As you unfurl into your seat, ready for a spoof of one of the most predictable genres in cinema, Knives Out grabs you by the ankles and swings you around the room, refusing to let you settle until you submit to Rian Johnson's rollercoaster of a send-up.

A murder mystery is nothing without an eclectic cast of characters and Knives Out ticks this box with one of the most impressive ensembles of the year. The entire cast without exception look to be having the time of their lives, with Ana De Armas and Daniel Craig deserving particular praise for their chemistry and much-needed straightness in the face of pantomime.

While Johnson's airtight screenplay is perhaps the film's greatest strength, his direction is not to be overlooked. Every shot feels inspired, his motifs and visuals deliberate and thoughtful, a further establishment of Johnson as one of the most visionary directors working today.

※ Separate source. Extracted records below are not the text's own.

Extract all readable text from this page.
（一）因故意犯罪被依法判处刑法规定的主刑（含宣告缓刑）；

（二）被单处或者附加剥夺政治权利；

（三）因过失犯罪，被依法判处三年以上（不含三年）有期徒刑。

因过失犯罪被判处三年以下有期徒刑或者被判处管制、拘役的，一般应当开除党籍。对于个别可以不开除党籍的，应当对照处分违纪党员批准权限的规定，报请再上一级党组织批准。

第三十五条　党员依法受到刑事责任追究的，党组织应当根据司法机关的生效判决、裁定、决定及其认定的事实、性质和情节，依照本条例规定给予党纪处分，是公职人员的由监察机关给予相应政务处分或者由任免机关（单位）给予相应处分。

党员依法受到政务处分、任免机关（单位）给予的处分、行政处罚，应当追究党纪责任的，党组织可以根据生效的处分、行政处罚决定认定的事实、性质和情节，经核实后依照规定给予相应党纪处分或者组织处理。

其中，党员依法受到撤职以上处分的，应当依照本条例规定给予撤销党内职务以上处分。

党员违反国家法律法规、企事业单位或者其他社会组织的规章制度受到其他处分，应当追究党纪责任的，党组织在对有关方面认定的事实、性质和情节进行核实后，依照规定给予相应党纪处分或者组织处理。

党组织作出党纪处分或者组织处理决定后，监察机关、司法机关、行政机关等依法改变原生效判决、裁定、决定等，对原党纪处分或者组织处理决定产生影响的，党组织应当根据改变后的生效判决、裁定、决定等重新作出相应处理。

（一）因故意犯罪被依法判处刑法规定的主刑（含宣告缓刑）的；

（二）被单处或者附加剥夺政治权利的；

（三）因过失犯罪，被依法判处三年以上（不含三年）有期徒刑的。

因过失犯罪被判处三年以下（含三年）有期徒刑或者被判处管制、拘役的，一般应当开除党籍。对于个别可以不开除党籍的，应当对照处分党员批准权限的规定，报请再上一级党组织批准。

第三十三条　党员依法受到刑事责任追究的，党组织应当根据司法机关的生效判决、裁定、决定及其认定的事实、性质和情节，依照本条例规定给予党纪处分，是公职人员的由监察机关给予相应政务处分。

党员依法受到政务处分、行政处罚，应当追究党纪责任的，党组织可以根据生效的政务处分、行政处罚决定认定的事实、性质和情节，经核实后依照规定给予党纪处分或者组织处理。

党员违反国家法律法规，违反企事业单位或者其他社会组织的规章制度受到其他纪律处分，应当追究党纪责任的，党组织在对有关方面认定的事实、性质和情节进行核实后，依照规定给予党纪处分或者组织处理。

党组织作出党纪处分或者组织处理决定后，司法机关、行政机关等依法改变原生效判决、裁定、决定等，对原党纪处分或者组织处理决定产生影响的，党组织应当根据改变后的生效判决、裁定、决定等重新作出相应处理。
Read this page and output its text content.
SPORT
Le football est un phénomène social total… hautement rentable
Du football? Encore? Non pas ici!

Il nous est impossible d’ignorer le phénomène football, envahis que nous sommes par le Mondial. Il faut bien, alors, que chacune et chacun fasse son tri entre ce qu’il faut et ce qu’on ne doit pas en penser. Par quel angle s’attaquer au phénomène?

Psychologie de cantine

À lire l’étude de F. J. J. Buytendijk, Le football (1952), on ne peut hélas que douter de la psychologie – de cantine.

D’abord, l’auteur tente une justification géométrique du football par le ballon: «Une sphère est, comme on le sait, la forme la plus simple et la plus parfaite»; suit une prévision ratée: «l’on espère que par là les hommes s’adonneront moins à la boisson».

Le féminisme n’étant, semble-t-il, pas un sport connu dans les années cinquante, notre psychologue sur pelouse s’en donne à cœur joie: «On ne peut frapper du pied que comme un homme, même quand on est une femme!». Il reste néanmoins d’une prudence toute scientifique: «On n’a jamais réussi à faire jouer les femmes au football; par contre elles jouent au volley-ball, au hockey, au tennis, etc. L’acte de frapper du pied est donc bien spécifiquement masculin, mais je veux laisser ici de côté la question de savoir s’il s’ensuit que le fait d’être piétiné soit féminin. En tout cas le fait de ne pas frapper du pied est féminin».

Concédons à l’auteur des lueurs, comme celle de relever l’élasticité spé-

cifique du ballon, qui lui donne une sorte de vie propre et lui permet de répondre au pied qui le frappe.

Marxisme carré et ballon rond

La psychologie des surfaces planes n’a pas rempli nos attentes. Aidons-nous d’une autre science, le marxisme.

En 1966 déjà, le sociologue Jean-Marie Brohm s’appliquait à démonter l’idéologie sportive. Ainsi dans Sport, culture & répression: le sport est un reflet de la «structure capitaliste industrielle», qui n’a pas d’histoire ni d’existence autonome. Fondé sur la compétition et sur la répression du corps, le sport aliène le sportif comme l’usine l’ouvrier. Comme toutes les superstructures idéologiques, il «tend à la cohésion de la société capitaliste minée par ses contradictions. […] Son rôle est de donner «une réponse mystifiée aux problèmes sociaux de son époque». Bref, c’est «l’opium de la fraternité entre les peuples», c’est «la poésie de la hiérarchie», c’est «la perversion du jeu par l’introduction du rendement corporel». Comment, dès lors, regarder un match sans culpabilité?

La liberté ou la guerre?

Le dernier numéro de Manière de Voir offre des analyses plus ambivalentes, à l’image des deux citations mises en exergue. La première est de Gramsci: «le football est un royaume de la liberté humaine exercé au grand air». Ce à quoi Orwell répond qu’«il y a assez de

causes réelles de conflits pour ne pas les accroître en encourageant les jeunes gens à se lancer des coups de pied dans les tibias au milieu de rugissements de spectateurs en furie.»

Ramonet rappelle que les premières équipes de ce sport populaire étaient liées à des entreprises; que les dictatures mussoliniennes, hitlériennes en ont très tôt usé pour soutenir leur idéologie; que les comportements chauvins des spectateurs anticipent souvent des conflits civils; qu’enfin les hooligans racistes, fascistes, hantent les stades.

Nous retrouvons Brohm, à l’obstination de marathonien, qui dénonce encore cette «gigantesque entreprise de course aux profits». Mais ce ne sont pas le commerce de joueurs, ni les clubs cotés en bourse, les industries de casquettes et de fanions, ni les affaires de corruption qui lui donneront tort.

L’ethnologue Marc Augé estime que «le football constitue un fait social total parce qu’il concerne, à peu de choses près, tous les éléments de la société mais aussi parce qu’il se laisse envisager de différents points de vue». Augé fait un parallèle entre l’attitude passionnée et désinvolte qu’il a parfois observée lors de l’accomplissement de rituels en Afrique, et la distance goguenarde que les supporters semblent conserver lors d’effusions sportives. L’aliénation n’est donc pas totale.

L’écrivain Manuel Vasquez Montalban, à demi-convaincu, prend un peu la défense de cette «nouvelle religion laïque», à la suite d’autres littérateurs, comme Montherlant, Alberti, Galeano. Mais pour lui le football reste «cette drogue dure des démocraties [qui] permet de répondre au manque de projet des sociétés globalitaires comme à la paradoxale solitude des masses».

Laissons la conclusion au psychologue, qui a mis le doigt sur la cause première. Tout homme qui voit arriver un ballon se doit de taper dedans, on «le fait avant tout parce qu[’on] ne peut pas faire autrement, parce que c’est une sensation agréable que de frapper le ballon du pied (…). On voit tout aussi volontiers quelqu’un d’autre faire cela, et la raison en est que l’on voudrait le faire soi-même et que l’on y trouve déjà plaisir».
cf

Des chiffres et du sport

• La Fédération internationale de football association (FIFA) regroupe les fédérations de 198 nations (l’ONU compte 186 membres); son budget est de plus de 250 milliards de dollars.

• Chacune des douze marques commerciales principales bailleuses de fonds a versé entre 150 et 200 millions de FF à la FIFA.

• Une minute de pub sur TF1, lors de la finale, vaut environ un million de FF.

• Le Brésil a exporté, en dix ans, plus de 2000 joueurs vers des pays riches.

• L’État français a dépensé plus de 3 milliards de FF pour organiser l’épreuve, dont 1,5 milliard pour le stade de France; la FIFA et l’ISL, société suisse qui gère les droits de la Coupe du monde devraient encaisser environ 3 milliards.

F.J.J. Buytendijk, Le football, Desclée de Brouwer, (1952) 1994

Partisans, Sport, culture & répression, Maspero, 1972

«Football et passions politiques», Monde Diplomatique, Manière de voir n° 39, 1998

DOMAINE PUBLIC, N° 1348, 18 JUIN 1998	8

Ultimately, for its laudable writing and pick-n-mix of career-best comedic performances, Knives Out is an impossible film to discuss without acknowledgement of the Marples and Poirots that inspired every frame. Is it Airplane! meets Murder On The Orient Express? Not exactly. It's a heartfelt love letter to the murder mystery genre with its tongue planted firmly in its cheek. It demands you laugh with the genre, not at it.

For all its jabs and ironic eye rolls, the film is never content with mere mockery. As much parody as it is homage, Knives Out will make you laugh out loud almost as much as it has you sincerely guessing: whodunnit?